Конечно, тот чемодан, который выбрала мама, оказался с летними вещами, а мы летели в северный город. Я горько плакала. Ведь в том, который лежал в камере хранения на вокзале, лежали нужные мне вещи.

С тех пор я научилась упаковывать чемодан так, как никто не умел, – укладывала и теплые, и летние вещи. Засовывала в зимние сапоги летние сандалии, заворачивала в пальто летние платья. Сейчас в поездки я вывожу половину дома. Моя дочь такая же. Мы тщательно упаковываем то, что, казалось бы, засунуть уже невозможно. Я везу с собой еду, одежду на все времена года, вечерние туалеты и несколько видов обуви – от туфель на каблуках до шлепок. И в отдельный чемодан складываю еду. Кто-то в поездку берет с собой детское питание в коробках и банках, а я вожу пакеты, в которые пересыпаю манку, гречку, овсянку, смесь злаков. В отдельный пакет укладываю турку и пачку кофе. Оказавшись на новом месте, в любой стране мира, я знаю, что могу продержаться на собственных припасах двое-трое суток. Это точно – моя личная детская травма, которая оказалась очень полезной в быту.
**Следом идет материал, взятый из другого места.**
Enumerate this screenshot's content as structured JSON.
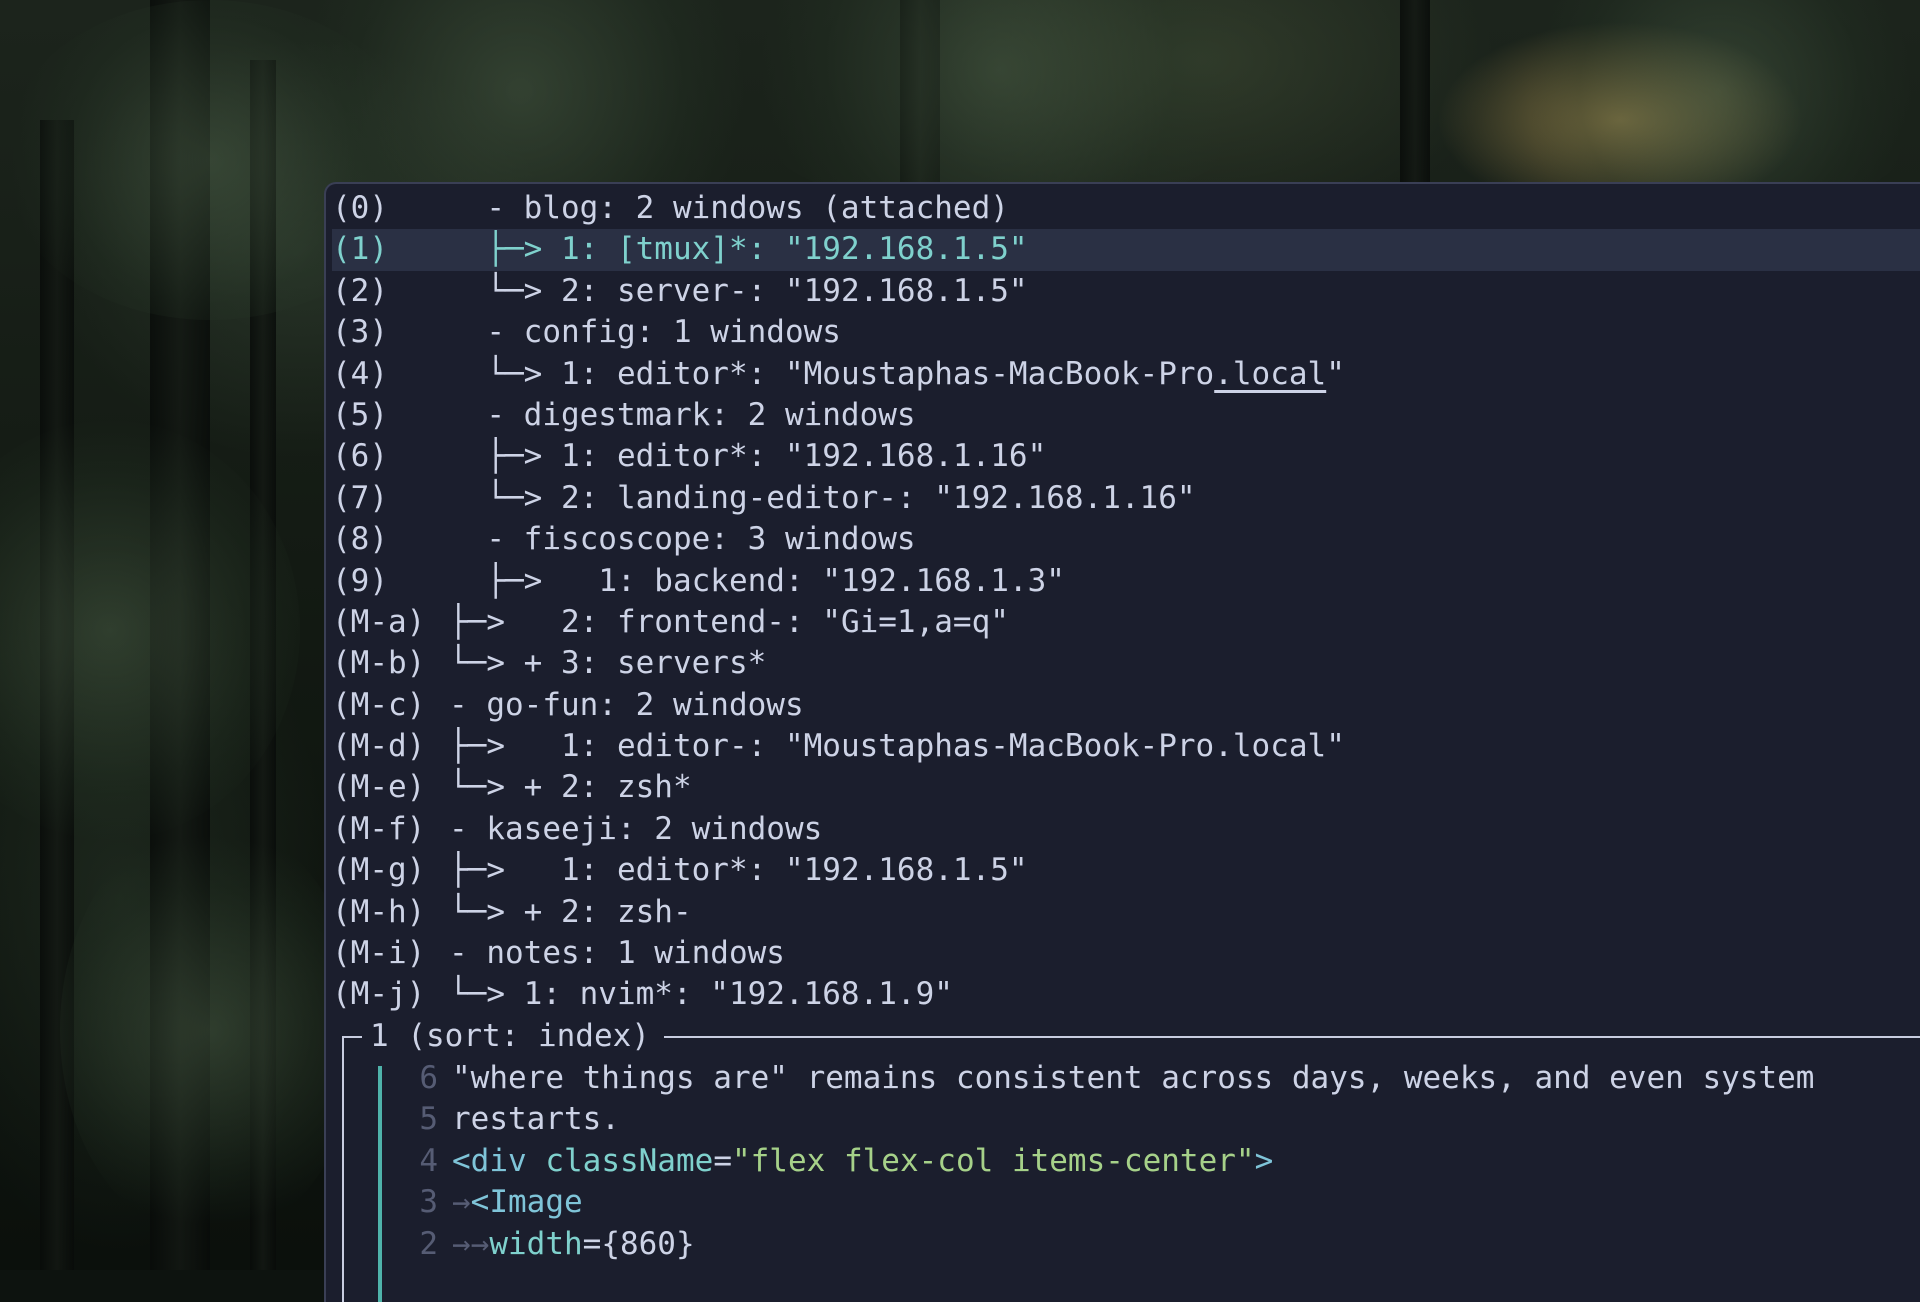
{
  "tree": [
    {
      "key": "(0)",
      "glyph": "  - ",
      "text": "blog: 2 windows (attached)",
      "selected": false
    },
    {
      "key": "(1)",
      "glyph": "  ├─> ",
      "text": "1: [tmux]*: \"192.168.1.5\"",
      "selected": true
    },
    {
      "key": "(2)",
      "glyph": "  └─> ",
      "text": "2: server-: \"192.168.1.5\"",
      "selected": false
    },
    {
      "key": "(3)",
      "glyph": "  - ",
      "text": "config: 1 windows",
      "selected": false
    },
    {
      "key": "(4)",
      "glyph": "  └─> ",
      "text": "1: editor*: \"Moustaphas-MacBook-Pro",
      "text_underlined": ".local",
      "text_after": "\"",
      "selected": false
    },
    {
      "key": "(5)",
      "glyph": "  - ",
      "text": "digestmark: 2 windows",
      "selected": false
    },
    {
      "key": "(6)",
      "glyph": "  ├─> ",
      "text": "1: editor*: \"192.168.1.16\"",
      "selected": false
    },
    {
      "key": "(7)",
      "glyph": "  └─> ",
      "text": "2: landing-editor-: \"192.168.1.16\"",
      "selected": false
    },
    {
      "key": "(8)",
      "glyph": "  - ",
      "text": "fiscoscope: 3 windows",
      "selected": false
    },
    {
      "key": "(9)",
      "glyph": "  ├─>   ",
      "text": "1: backend: \"192.168.1.3\"",
      "selected": false
    },
    {
      "key": "(M-a)",
      "glyph": "├─>   ",
      "text": "2: frontend-: \"Gi=1,a=q\"",
      "selected": false
    },
    {
      "key": "(M-b)",
      "glyph": "└─> + ",
      "text": "3: servers*",
      "selected": false
    },
    {
      "key": "(M-c)",
      "glyph": "- ",
      "text": "go-fun: 2 windows",
      "selected": false
    },
    {
      "key": "(M-d)",
      "glyph": "├─>   ",
      "text": "1: editor-: \"Moustaphas-MacBook-Pro.local\"",
      "selected": false
    },
    {
      "key": "(M-e)",
      "glyph": "└─> + ",
      "text": "2: zsh*",
      "selected": false
    },
    {
      "key": "(M-f)",
      "glyph": "- ",
      "text": "kaseeji: 2 windows",
      "selected": false
    },
    {
      "key": "(M-g)",
      "glyph": "├─>   ",
      "text": "1: editor*: \"192.168.1.5\"",
      "selected": false
    },
    {
      "key": "(M-h)",
      "glyph": "└─> + ",
      "text": "2: zsh-",
      "selected": false
    },
    {
      "key": "(M-i)",
      "glyph": "- ",
      "text": "notes: 1 windows",
      "selected": false
    },
    {
      "key": "(M-j)",
      "glyph": "└─> ",
      "text": "1: nvim*: \"192.168.1.9\"",
      "selected": false
    }
  ],
  "preview": {
    "title": "1 (sort: index)",
    "lines": [
      {
        "num": "6",
        "parts": [
          {
            "cls": "c-text",
            "t": "\"where things are\" remains consistent across days, weeks, and even system"
          }
        ]
      },
      {
        "num": "5",
        "parts": [
          {
            "cls": "c-text",
            "t": "restarts."
          }
        ]
      },
      {
        "num": "4",
        "parts": [
          {
            "cls": "c-tag",
            "t": "<div "
          },
          {
            "cls": "c-attr",
            "t": "className"
          },
          {
            "cls": "c-punct",
            "t": "="
          },
          {
            "cls": "c-str",
            "t": "\"flex flex-col items-center\""
          },
          {
            "cls": "c-tag",
            "t": ">"
          }
        ]
      },
      {
        "num": "3",
        "parts": [
          {
            "cls": "tabarrow",
            "t": "→"
          },
          {
            "cls": "c-tag",
            "t": "<Image"
          }
        ]
      },
      {
        "num": "2",
        "parts": [
          {
            "cls": "tabarrow",
            "t": "→→"
          },
          {
            "cls": "c-attr",
            "t": "width"
          },
          {
            "cls": "c-punct",
            "t": "={860}"
          }
        ]
      }
    ]
  },
  "colors": {
    "background": "#1b1e2d",
    "foreground": "#cdd3e6",
    "selection_bg": "#2a3044",
    "selection_fg": "#7fd1cd",
    "accent": "#4fb3aa"
  }
}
В детстве мне казалось, что я такой же ящик с компотом из абрикосов, какой бабушка отправляет в Москву к маме, и меня надо погрузить в поезд, дать денег проводнице, чтобы проследила. Я – не живой человек, а компот, который можно отправить в любой конец страны. Посылка. Только о посылке больше заботились, чем обо мне. Банки перекладывали старыми газетами, древесной стружкой, чтобы не разбились. Грузили аккуратно. А меня можно было посадить в вагон, и все. Я не разобьюсь.